Sebuah persahabatan yang terjadi antara laki-laki dan perempuan bisa dilatarbelakangi oleh kesamaan ide, gagasan, gaya hidup, minat, kebutuhan-kebutuhan, cara berpikir dan harapan-harapan. Dari situ muncullah simpati dan selanjutnya akan ada keterbukaan, jika sudah saling terbuka, maka dilanjutkan dengan sikap curhat. Dalam nuansa religiusnya biasanya dipakai kata ‘ukhuwah’. Namun ukhuwah ini didasari dengan keimanan, keikhlasan dan muroqobatullah.


Kedudukan sahabat begitu khusus dalam hati seseorang, sehingga persahabatan yang terjadi antara lawan jenis non mahrom perlu dipertanyakan, apakah mereka memang murni sebagai seorang sahabat ? Sebab tidak tertutup kemungkinan di hati mereka atau salah seorang dari mereka ada perasaaan memiliki dan penuh harap. Curhat yang terjalin diantara merekapun sebenarnya bukanlah untuk mencarikan sebuah solusi namun tidak jarang hanya untuk pengaduan dan minta perhatian.
Secara fitrah, antara laki-laki dan perempuan memiliki saling ketertarikan seperti positif dan negatif, sehingga tidak ada hubungan persahabata yang bebar-benar tulus diantara mereka. Hal ini perlu menjadi perhatian baik bagi ikhwan maupun akhwat, sebab fenomena ini yang berkembang akhir-akhir ini telah terjadi ‘kelonggaran’ dalam pergaulan, apakah memang zamannya saudah berubah atau karena ruang lingkup dakwah sudah meluas, pergaulan sudah heterogen, bahkan dengan masyarakat secara umum. Sehingga perlu evaluasi kembali terhadap lawan njenis, kendati apa yang dilakuakn semata-mata demi berkembangnya dakwah.

Islam sebagai Dinullah telah mengatur kehidupan antar sesama manusia dengan rincinya. Islam sangat menjaga agar hubungan kerja sama antara laki-laki dan perempuan (ikhwan dan akhwat) hendaknya bersifat umum dalam urusan-urusan muamalat bukan hubungan yang bersifat khusus seperti saling mengunjungi antara mereka yang bukan mahrom atau jalan-jalan bersama. Kerjasama antara keduanya bertujuan agar mereka melaksanakan apa yang menjadi kewajiban-kewajibannya.
Interaksi diantara mereka mestinya tidak mengarah pada hubungan yang bersifat nafsu syahwat, artinya interaksi mereka tetap dalam koridor kerjasama semata (amal jama’i) dalam menggapai berbagai kemaslahatan dakwah dan dalam melakukan berbagai macam aktivitas yang bermanfaat, tanpa diwarnai oleh ‘kepentingan individu lainnya’.
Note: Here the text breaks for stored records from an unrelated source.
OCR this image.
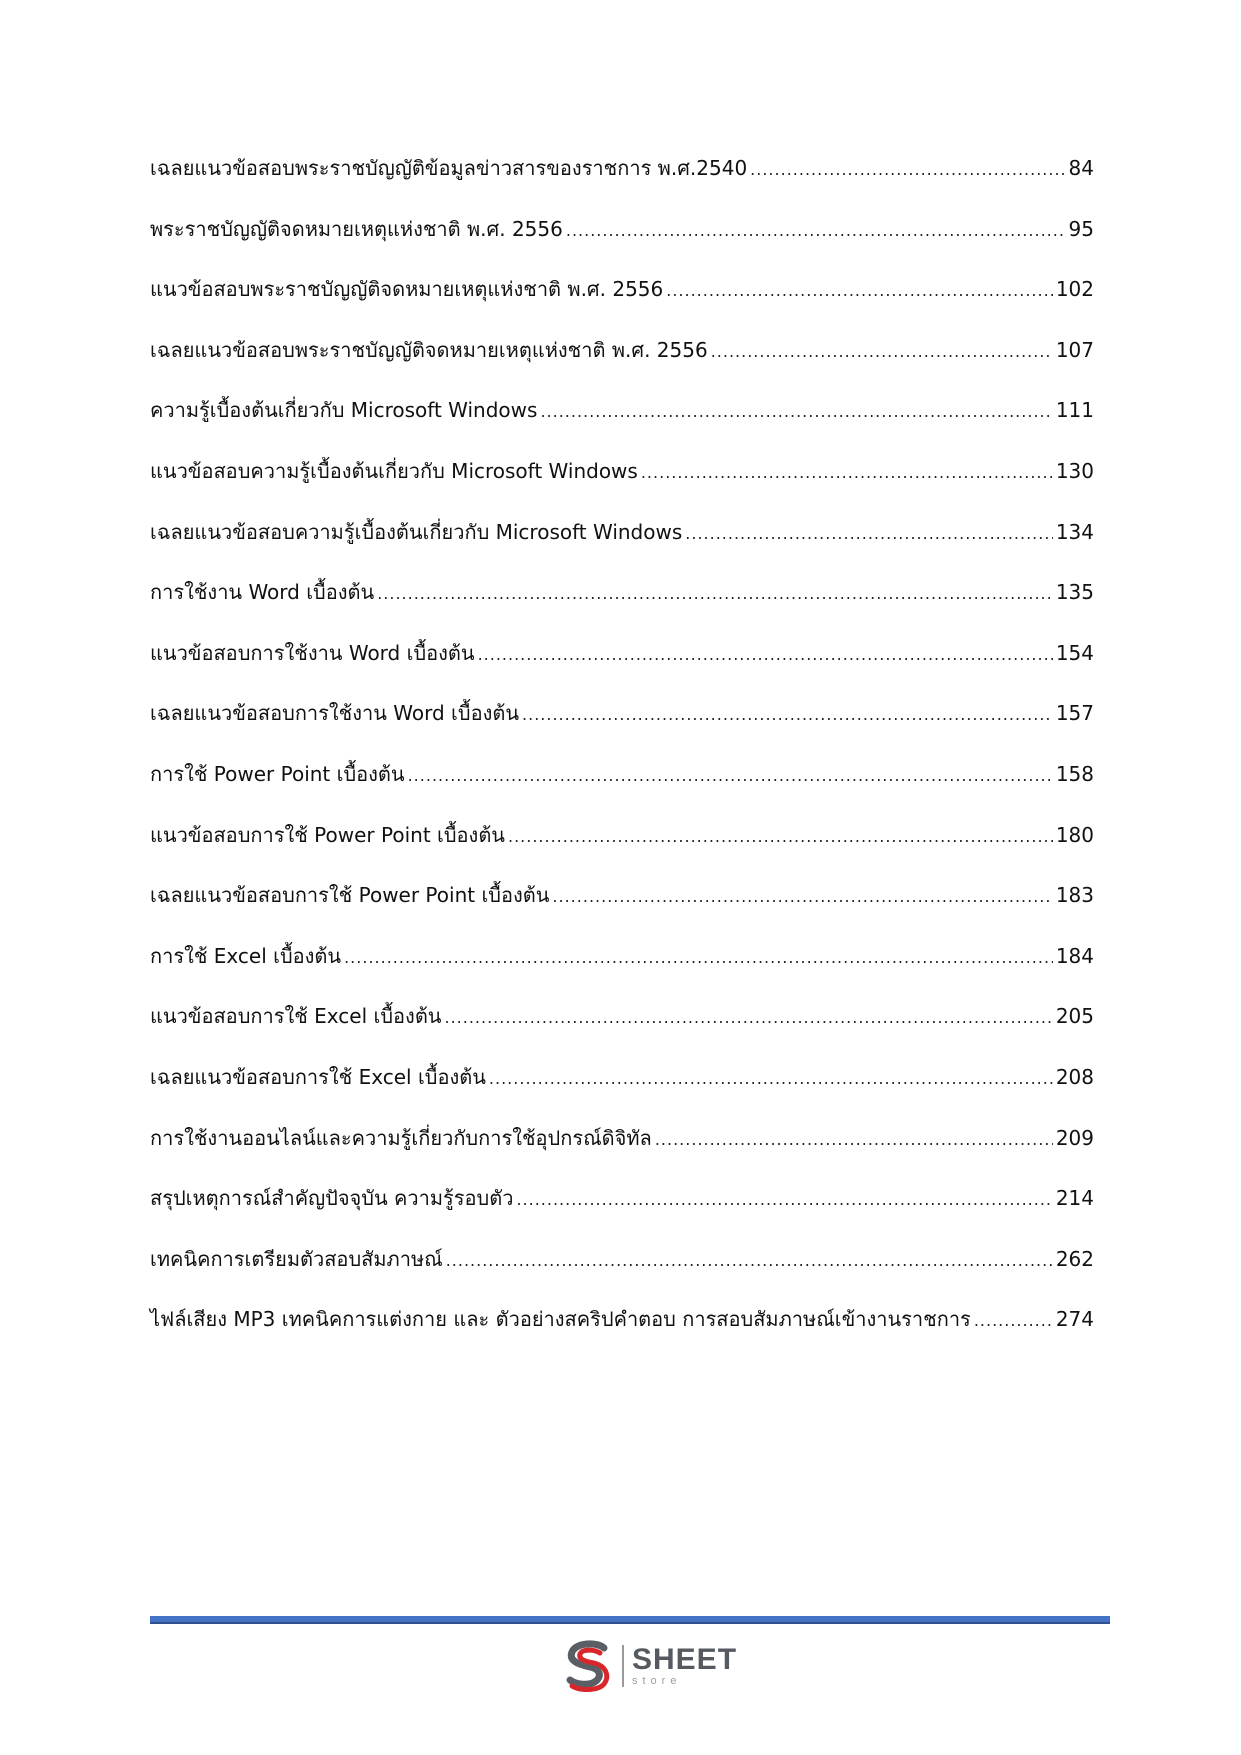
เฉลยแนวข้อสอบพระราชบัญญัติข้อมูลข่าวสารของราชการ พ.ศ.2540 .....	84
พระราชบัญญัติจดหมายเหตุแห่งชาติ พ.ศ. 2556 .....	95
แนวข้อสอบพระราชบัญญัติจดหมายเหตุแห่งชาติ พ.ศ. 2556 .....	102
เฉลยแนวข้อสอบพระราชบัญญัติจดหมายเหตุแห่งชาติ พ.ศ. 2556 .....	107
ความรู้เบื้องต้นเกี่ยวกับ Microsoft Windows .....	111
แนวข้อสอบความรู้เบื้องต้นเกี่ยวกับ Microsoft Windows .....	130
เฉลยแนวข้อสอบความรู้เบื้องต้นเกี่ยวกับ Microsoft Windows .....	134
การใช้งาน Word เบื้องต้น .....	135
แนวข้อสอบการใช้งาน Word เบื้องต้น .....	154
เฉลยแนวข้อสอบการใช้งาน Word เบื้องต้น .....	157
การใช้ Power Point เบื้องต้น .....	158
แนวข้อสอบการใช้ Power Point เบื้องต้น .....	180
เฉลยแนวข้อสอบการใช้ Power Point เบื้องต้น .....	183
การใช้ Excel เบื้องต้น .....	184
แนวข้อสอบการใช้ Excel เบื้องต้น .....	205
เฉลยแนวข้อสอบการใช้ Excel เบื้องต้น .....	208
การใช้งานออนไลน์และความรู้เกี่ยวกับการใช้อุปกรณ์ดิจิทัล .....	209
สรุปเหตุการณ์สำคัญปัจจุบัน ความรู้รอบตัว .....	214
เทคนิคการเตรียมตัวสอบสัมภาษณ์ .....	262
ไฟล์เสียง MP3 เทคนิคการแต่งกาย และ ตัวอย่างสคริปคำตอบ การสอบสัมภาษณ์เข้างานราชการ .....	274
SHEET
store
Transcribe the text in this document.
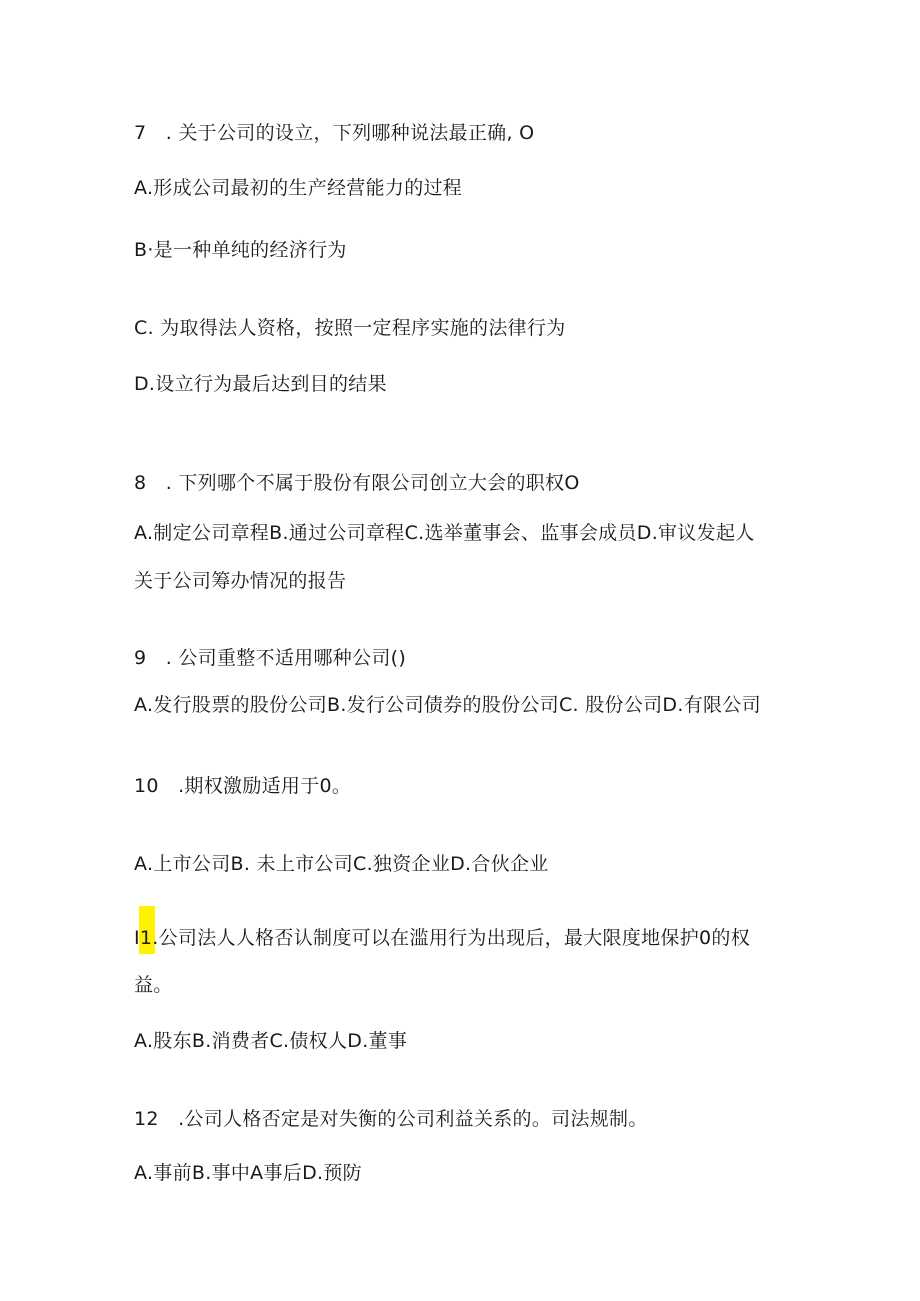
7　. 关于公司的设立，下列哪种说法最正确, O
A.形成公司最初的生产经营能力的过程
B·是一种单纯的经济行为
C. 为取得法人资格，按照一定程序实施的法律行为
D.设立行为最后达到目的结果
8　. 下列哪个不属于股份有限公司创立大会的职权O
A.制定公司章程B.通过公司章程C.选举董事会、监事会成员D.审议发起人
关于公司筹办情况的报告
9　. 公司重整不适用哪种公司()
A.发行股票的股份公司B.发行公司债券的股份公司C. 股份公司D.有限公司
10　.期权激励适用于0。
A.上市公司B. 未上市公司C.独资企业D.合伙企业
I1.公司法人人格否认制度可以在滥用行为出现后，最大限度地保护0的权
益。
A.股东B.消费者C.债权人D.董事
12　.公司人格否定是对失衡的公司利益关系的。司法规制。
A.事前B.事中A事后D.预防
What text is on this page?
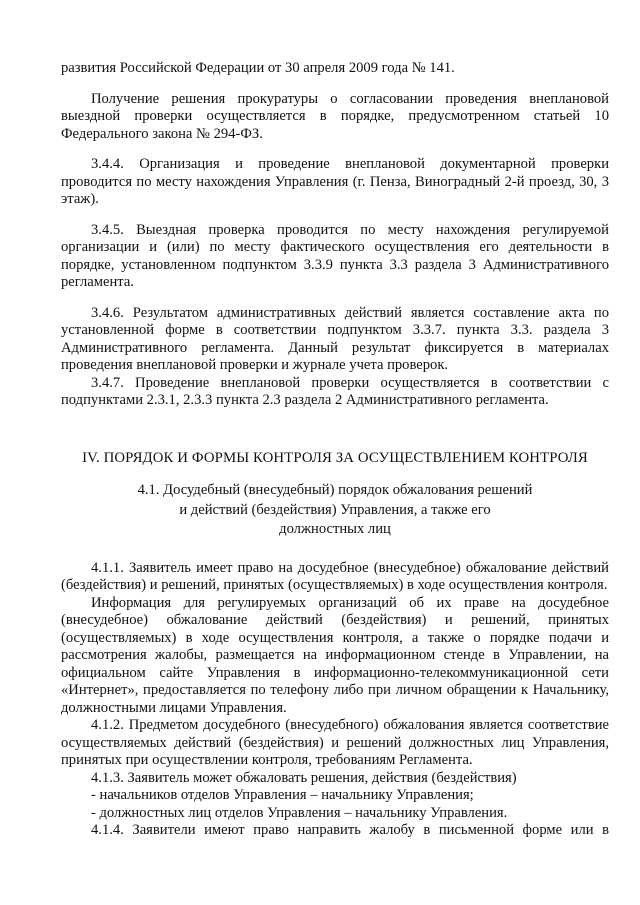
развития Российской Федерации от 30 апреля 2009 года № 141.

Получение решения прокуратуры о согласовании проведения внеплановой выездной проверки осуществляется в порядке, предусмотренном статьей 10 Федерального закона № 294-ФЗ.

3.4.4. Организация и проведение внеплановой документарной проверки проводится по месту нахождения Управления (г. Пенза, Виноградный 2-й проезд, 30, 3 этаж).

3.4.5. Выездная проверка проводится по месту нахождения регулируемой организации и (или) по месту фактического осуществления его деятельности в порядке, установленном подпунктом 3.3.9 пункта 3.3 раздела 3 Административного регламента.

3.4.6. Результатом административных действий является составление акта по установленной форме в соответствии подпунктом 3.3.7. пункта 3.3. раздела 3 Административного регламента. Данный результат фиксируется в материалах проведения внеплановой проверки и журнале учета проверок.

3.4.7. Проведение внеплановой проверки осуществляется в соответствии с подпунктами 2.3.1, 2.3.3 пункта 2.3 раздела 2 Административного регламента.

IV. ПОРЯДОК И ФОРМЫ КОНТРОЛЯ ЗА ОСУЩЕСТВЛЕНИЕМ КОНТРОЛЯ

4.1. Досудебный (внесудебный) порядок обжалования решений
и действий (бездействия) Управления, а также его
должностных лиц

4.1.1. Заявитель имеет право на досудебное (внесудебное) обжалование действий (бездействия) и решений, принятых (осуществляемых) в ходе осуществления контроля.

Информация для регулируемых организаций об их праве на досудебное (внесудебное) обжалование действий (бездействия) и решений, принятых (осуществляемых) в ходе осуществления контроля, а также о порядке подачи и рассмотрения жалобы, размещается на информационном стенде в Управлении, на официальном сайте Управления в информационно-телекоммуникационной сети «Интернет», предоставляется по телефону либо при личном обращении к Начальнику, должностными лицами Управления.

4.1.2. Предметом досудебного (внесудебного) обжалования является соответствие осуществляемых действий (бездействия) и решений должностных лиц Управления, принятых при осуществлении контроля, требованиям Регламента.

4.1.3. Заявитель может обжаловать решения, действия (бездействия)

- начальников отделов Управления – начальнику Управления;

- должностных лиц отделов Управления – начальнику Управления.

4.1.4. Заявители имеют право направить жалобу в письменной форме или в
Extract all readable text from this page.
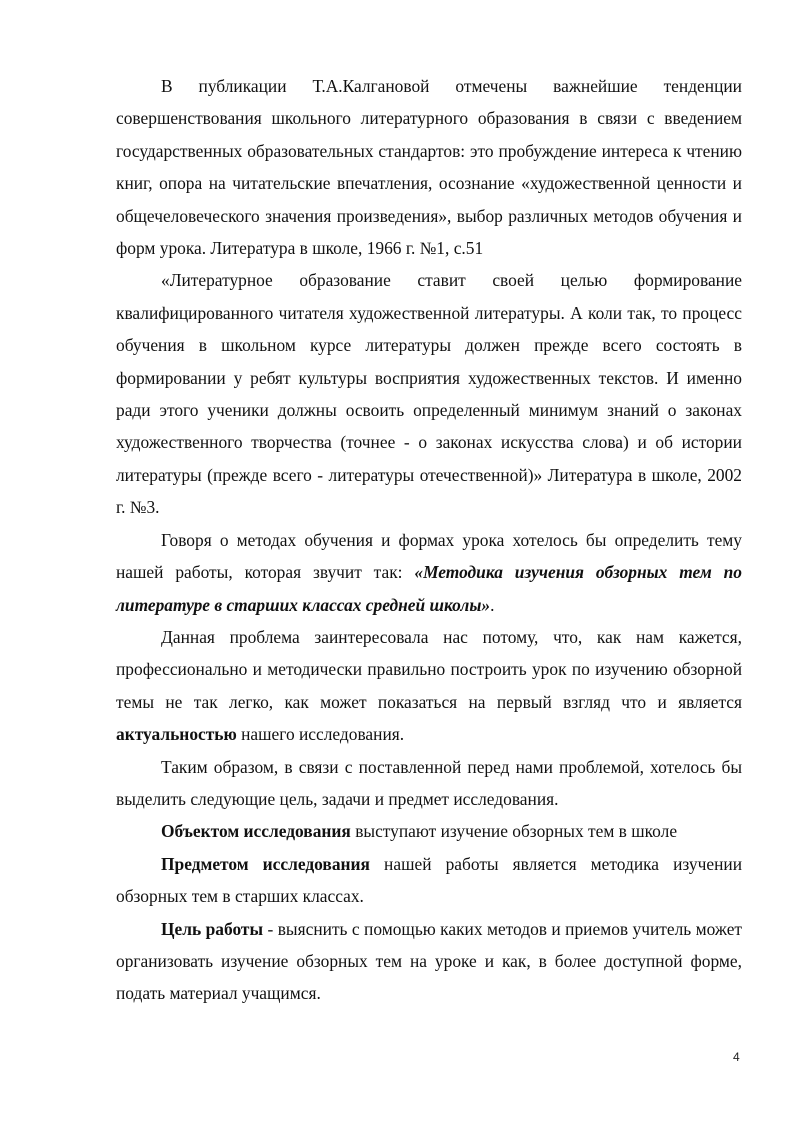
В публикации Т.А.Калгановой отмечены важнейшие тенденции совершенствования школьного литературного образования в связи с введением государственных образовательных стандартов: это пробуждение интереса к чтению книг, опора на читательские впечатления, осознание «художественной ценности и общечеловеческого значения произведения», выбор различных методов обучения и форм урока. Литература в школе, 1966 г. №1, с.51

«Литературное образование ставит своей целью формирование квалифицированного читателя художественной литературы. А коли так, то процесс обучения в школьном курсе литературы должен прежде всего состоять в формировании у ребят культуры восприятия художественных текстов. И именно ради этого ученики должны освоить определенный минимум знаний о законах художественного творчества (точнее - о законах искусства слова) и об истории литературы (прежде всего - литературы отечественной)» Литература в школе, 2002 г. №3.

Говоря о методах обучения и формах урока хотелось бы определить тему нашей работы, которая звучит так: «Методика изучения обзорных тем по литературе в старших классах средней школы».

Данная проблема заинтересовала нас потому, что, как нам кажется, профессионально и методически правильно построить урок по изучению обзорной темы не так легко, как может показаться на первый взгляд что и является актуальностью нашего исследования.

Таким образом, в связи с поставленной перед нами проблемой, хотелось бы выделить следующие цель, задачи и предмет исследования.

Объектом исследования выступают изучение обзорных тем в школе

Предметом исследования нашей работы является методика изучении обзорных тем в старших классах.

Цель работы - выяснить с помощью каких методов и приемов учитель может организовать изучение обзорных тем на уроке и как, в более доступной форме, подать материал учащимся.

4
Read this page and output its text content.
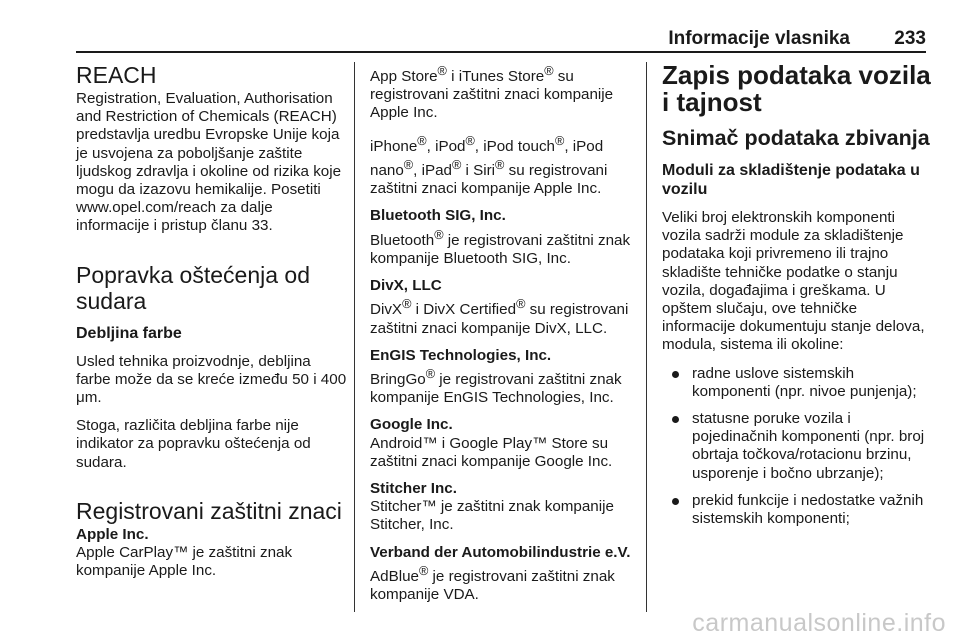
Informacije vlasnika 233
REACH
Registration, Evaluation, Authorisation and Restriction of Chemicals (REACH) predstavlja uredbu Evropske Unije koja je usvojena za poboljšanje zaštite ljudskog zdravlja i okoline od rizika koje mogu da izazovu hemikalije. Posetiti www.opel.com/reach za dalje informacije i pristup članu 33.
Popravka oštećenja od sudara
Debljina farbe
Usled tehnika proizvodnje, debljina farbe može da se kreće između 50 i 400 μm.
Stoga, različita debljina farbe nije indikator za popravku oštećenja od sudara.
Registrovani zaštitni znaci
Apple Inc.
Apple CarPlay™ je zaštitni znak kompanije Apple Inc.
App Store® i iTunes Store® su registrovani zaštitni znaci kompanije Apple Inc.
iPhone®, iPod®, iPod touch®, iPod nano®, iPad® i Siri® su registrovani zaštitni znaci kompanije Apple Inc.
Bluetooth SIG, Inc.
Bluetooth® je registrovani zaštitni znak kompanije Bluetooth SIG, Inc.
DivX, LLC
DivX® i DivX Certified® su registrovani zaštitni znaci kompanije DivX, LLC.
EnGIS Technologies, Inc.
BringGo® je registrovani zaštitni znak kompanije EnGIS Technologies, Inc.
Google Inc.
Android™ i Google Play™ Store su zaštitni znaci kompanije Google Inc.
Stitcher Inc.
Stitcher™ je zaštitni znak kompanije Stitcher, Inc.
Verband der Automobilindustrie e.V.
AdBlue® je registrovani zaštitni znak kompanije VDA.
Zapis podataka vozila i tajnost
Snimač podataka zbivanja
Moduli za skladištenje podataka u vozilu
Veliki broj elektronskih komponenti vozila sadrži module za skladištenje podataka koji privremeno ili trajno skladište tehničke podatke o stanju vozila, događajima i greškama. U opštem slučaju, ove tehničke informacije dokumentuju stanje delova, modula, sistema ili okoline:
radne uslove sistemskih komponenti (npr. nivoe punjenja);
statusne poruke vozila i pojedinačnih komponenti (npr. broj obrtaja točkova/rotacionu brzinu, usporenje i bočno ubrzanje);
prekid funkcije i nedostatke važnih sistemskih komponenti;
carmanualsonline.info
Pergaulan ikhwan dan akhwat hendaknya menjadikan aspek ruhani sebagai landasan hukum dan syariat sebagai tolok ukur yang didalamnya terdapat hukum yang mampu menciptakan nilai-nilai akhlak yang luhur.
Dalam menjaga hubungan dengan lawan jenis, rambu yang telah ditentukan Islam hendaknya dijadikan pedoman sekalipun hubungan tersebut dalam kerangka dakwah. Larangan dalam persoalan ini demikian tegas. Atas dasar itu, Islam menetapkan sifat menjaga kehormatan sebagai suatu kewajiban. Diantara ketentuan hukum yang berkenaan dengan hubungan terhadap lawan jenis antara lain adalah :
Pertama, Perintah untuk menjaga pandangan. Allah Swt berfirman : Katakanlah kepada laki-laki yang mukmin, hendaklah mereka menahan pandangannya dan memelihara kemaluannya. Sikap demikian adalah lebih suci bagi mereka. Sesungguhnya Allah Maha Tahu atas apa yang mereka perbuat. Katakanlah kepada wanita mukmin, hendaklah mereka menahan pandangannya dan memelihara kemaluannya. (QS An-Nur : 30-31).
Apapun agen da dakwah yang hendak kita lukan, pandangan terhadap lawan jenis tetap harus dijaga, bukan berarti kita tidak melihat lawan jenis sama sekali, namun menjaga mata agar tidak saling menatap, sebab tatapan mata yang berlama-lama dapat mempengaruhi perasaan sehingga syaitan sangat leluasa menggoda. Rukhshoh hanya diberikan kepada mereka yang terlibat dalam proses belajar mengajar, transaksi jual beli, memberikan kesaksian, berobat dan saat khitbah.
Kedua, Islam telah memerintahkan kepada kaum wanita untuk mengenakan pakaian secara sempurna. Yakni pakaian yang menutup seluruh tubuhnya kecuali wajah dan telapak tangan. (QS Al-Ahzab : 59). Adapun bentuk dan model pakaian tidaklah termasuk urusan ibadah murni tatpi termasuk aspek muamalah yang illat dan ketentuan hukumnya berporos pada maksud dan tujuan syariat (sebagaimana yang diungkapkan Prof. Abdul Halim dalam Tahrirul Mar’ahnya).
Oleh sebab itu, bagaimanapun bentuk dan model pakaian asalakan dapat menutup aurat dengan memenuhi kriteria dan persyaratan yang ditetapkan syariat, sesuai dengan kondisi iklim dan pada sisi lain memudahkan wanita bergerak, maka dapat diterima oleh syar’i. Kriteria dan persyaratan itu antara lain menutupi seluruh tubuh kecuali wajah dan kedua telapan dan punggung tangan, longgar, tidak ketat dan tidak transparan, serta serasi dan tidak mencolok.
Ketiga, Islam melarang pria dan wanita untuk berkhalwat (berdua-duaan), kecuali wanita itu disertai mahramnya. Rasulullah Saw bersabda : Tidak dibolehkan seorang pria dan wanita berkhalwat, kecuali wanita itu disertai mahramnya.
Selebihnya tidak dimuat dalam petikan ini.